Wednesday, July 04, 2018

An Observation About Schools

From a commenter on Joanne's blog:
I’ve always said all a good teacher needs to teach is a stick and a patch of dirt… and I’m a techie.

Proper education requires the factors – a competent teacher, willing students, and a suitable curriculum.

Big policy makers like to focus on curriculum because that’s the only thing they have power over right now. They tried to improve teacher quality through certification and evaluation, but failed.

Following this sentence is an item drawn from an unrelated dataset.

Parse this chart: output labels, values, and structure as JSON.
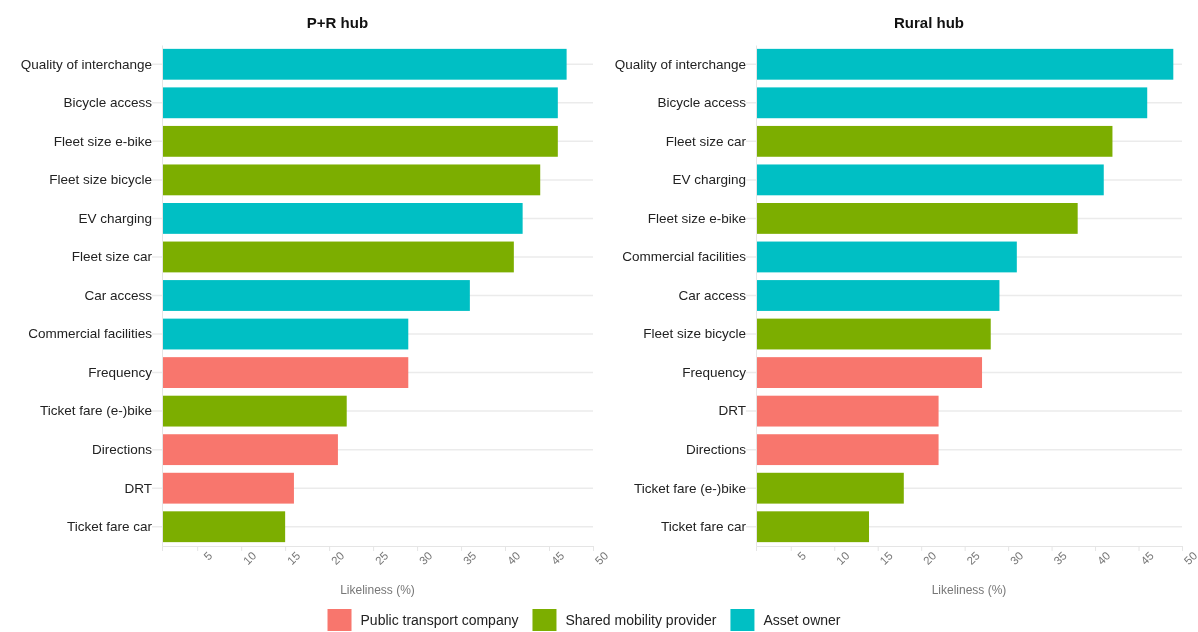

What they won’t do is truly look at student responsibility because doing so would violate cultural taboos in the education world. Sadly, though, like a stool, no matter how solid two legs are, without a third the stool will still fall.
I've said it for years--schools are a microcosm of our society, and we have some "issues" in our society.

2 comments:

Anonymous said...

I can't remember any article on improving schools in the last few years that mentions the responsibility of the students and parents. It's as if we are supposed to make up for that huge part of the equation, over which we have NO CONTROL! I am entering my 32nd year of teaching HS English and when people ask what has changed the most in those years, THAT is the change that has had the most negative impact.

Anonymous said...

In Bad Students, Not Bad Schools, Robert Weissberg provides the following weighted formula:
academic achievement = intelligence (8) x motivation (4) x resources(5) x pedagogy(4) x instruction(4).

Note that if any factor equals zero, achievement is therefore zero; very non-pc but sadly true.